Typically, investors do not have a plan for what to do if the investment decreases in value. They hold onto the investment in hopes it will bounce back and again become a winner.

Traders, on the other hand, will cut their losses quickly, at the first sign of trouble.  They will look at technical indicators such as Bollinger Bands, Relative Strength Indicators, Elliot Waves and Resistance Levels to judge when a stock is overly ripe and ready to fall.

What is the most powerful, most pervasive trend in the few centuries? Arguably, It is the increasing pace at which change occurs in the world. This pace of change is frenetic, pervasive and mind-boggling.

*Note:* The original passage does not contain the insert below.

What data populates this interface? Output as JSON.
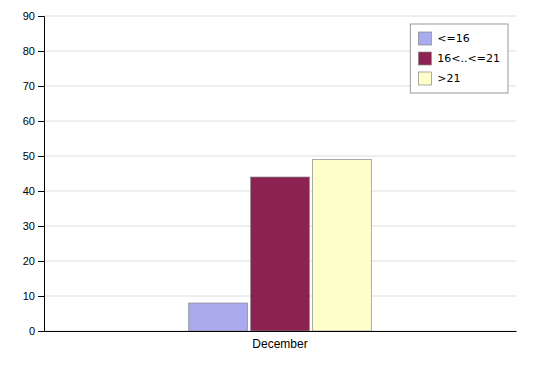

It is increasing at  a geometric pace, not an arithmetic one.

The faster things change, the more important it is to remain nimble.  Look at Google,  a company that did not exist 10 years ago, leading an industry that had not yet been invented. Today, it is already the fifth largest US company by capitalization, and probably the most influential company in the world by its role in society. When whole industries come and go in the blink of an eye, is it really wise to buy and hold a company for decades on end?

Our strategy: choose stocks like an investor, buy and sell them like a trader. In other words, use fundamental and qualitative criteria to pick the best possible investments, but use macro-economic trends to determine the best countries, regions or market sectors to invest in and use technical criteria to decide when to load and unload those investments.